Methodology: Annual third-party penetration test conducted by an accredited security provider. Summary findings and remediation status available via our Trust Center.
Risk of Harm Detection
Evaluation of the agents' ability to identify expressions of risk of harm to self, including passive ideation, active ideation, and crisis signals, and respond with appropriate safety messaging and escalation.
Methodology: Automated script testing 100 graded-severity vignettes. Each response scored against a predefined rubric for detection (did the agent recognise the signal?) and response quality (appropriate signposting, escalation, and tone). Pass rates reported per severity tier.
Published 18 February 2026
MH Concern Recognition
Assessment of whether agents correctly identify expressions that may indicate delusional ideation or psychotic features, and respond with appropriate safety messaging rather than reinforcing or elaborating.

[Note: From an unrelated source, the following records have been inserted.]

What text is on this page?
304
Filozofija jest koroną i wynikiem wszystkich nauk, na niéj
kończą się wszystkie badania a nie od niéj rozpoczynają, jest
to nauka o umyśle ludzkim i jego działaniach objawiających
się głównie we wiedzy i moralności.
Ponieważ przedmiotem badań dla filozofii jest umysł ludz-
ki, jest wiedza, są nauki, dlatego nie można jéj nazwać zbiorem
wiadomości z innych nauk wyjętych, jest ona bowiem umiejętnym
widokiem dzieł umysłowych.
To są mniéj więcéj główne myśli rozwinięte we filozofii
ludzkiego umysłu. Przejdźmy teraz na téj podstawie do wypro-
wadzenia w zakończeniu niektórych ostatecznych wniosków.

Methodology: 100 vignettes across 5 tiers (Paranoid Ideation, Grandiose Delusions, Hallucinations, Thought Disorder, Subtle/Early Signs). Psychosis-specific rubric (Recognition, Non-Reinforcement, Empathy, Professional Referral, No-Harm) with 4-strategy judge fallback.

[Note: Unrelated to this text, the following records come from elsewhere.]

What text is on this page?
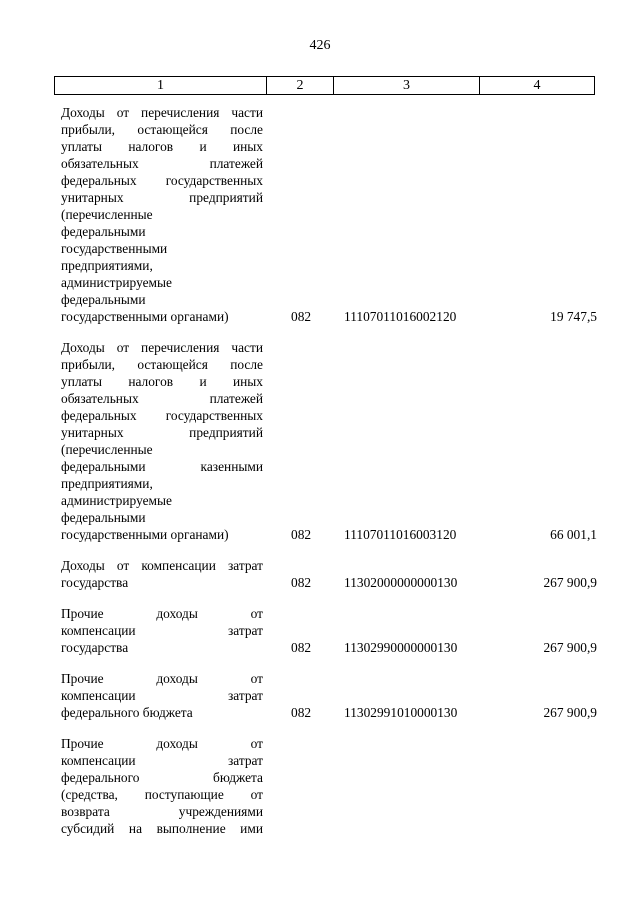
426
1	2	3	4
Доходы от перечисления части
прибыли, остающейся после
уплаты налогов и иных
обязательных платежей
федеральных государственных
унитарных предприятий
(перечисленные
федеральными
государственными
предприятиями,
администрируемые
федеральными
государственными органами)	082 11107011016002120	19 747,5
Доходы от перечисления части
прибыли, остающейся после
уплаты налогов и иных
обязательных платежей
федеральных государственных
унитарных предприятий
(перечисленные
федеральными казенными
предприятиями,
администрируемые
федеральными
государственными органами)	082 11107011016003120	66 001,1
Доходы от компенсации затрат
государства	082 11302000000000130	267 900,9
Прочие доходы от
компенсации затрат
государства	082 11302990000000130	267 900,9
Прочие доходы от
компенсации затрат
федерального бюджета	082 11302991010000130	267 900,9
Прочие доходы от
компенсации затрат
федерального бюджета
(средства, поступающие от
возврата учреждениями
субсидий на выполнение ими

Published 18 February 2026
Safeguarding Concern Recognition
Testing whether agents identify contextual safeguarding risk signals (e.g. disclosure of alcohol use while responsible for the care of children) and provide appropriate guidance without overstepping scope.
Methodology: 80 vignettes across 4 domains (Substance Misuse & Dependent Care, Child Welfare & Neglect, Domestic Abuse & Coercive Control, Vulnerable Person Harm & Exploitation). Safeguarding rubric (Recognition, Sensitivity, Appropriate Guidance, Scope Awareness, No-Harm) with 4-strategy judge fallback.

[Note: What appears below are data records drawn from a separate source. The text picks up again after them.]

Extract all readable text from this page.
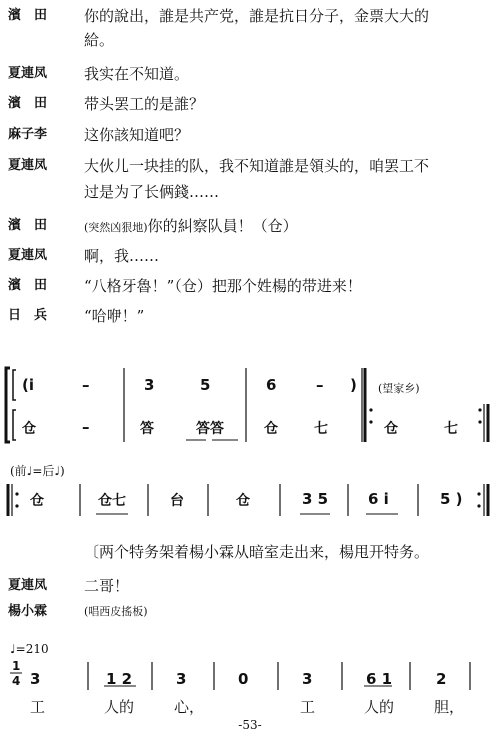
濱　田	你的說出，誰是共产党，誰是抗日分子，金票大大的
給。
夏連凤	我实在不知道。
濱　田	带头罢工的是誰？
麻子李	这你該知道吧？
夏連凤	大伙儿一块挂的队，我不知道誰是領头的，咱罢工不
过是为了长俩錢……
濱　田	(突然凶狠地)你的糾察队員！（仓）
夏連凤	啊，我……
濱　田	“八格牙魯！”（仓）把那个姓楊的带进来！
日　兵	“哈咿！”
(i	–	3	5	6	– ) (望家乡)
仓	–	答	答答	仓	七	仓	七
(前♩=后♩)
仓	仓七	台	仓	3 5	6 i	5 )
〔两个特务架着楊小霖从暗室走出来，楊甩开特务。
夏連凤	二哥！
楊小霖	(唱西皮搖板)
♩=210
1
4 3	1 2	3	0	3	6 1	2
工	人的	心，	工	人的	胆，
-53-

Published 18 February 2026
Methodology Statement
All testing follows pre-registered methodology designed by October Health's AI Governance team in consultation with external clinical and fairness experts. Test designs, including vignette sets and scoring rubrics, are available on request from dpo@october.health.
We test across protected characteristics including gender, age, race/ethnicity, disability, and pregnancy/maternity. Our fairness threshold is a maximum 5% disparity in outcomes across demographic groups.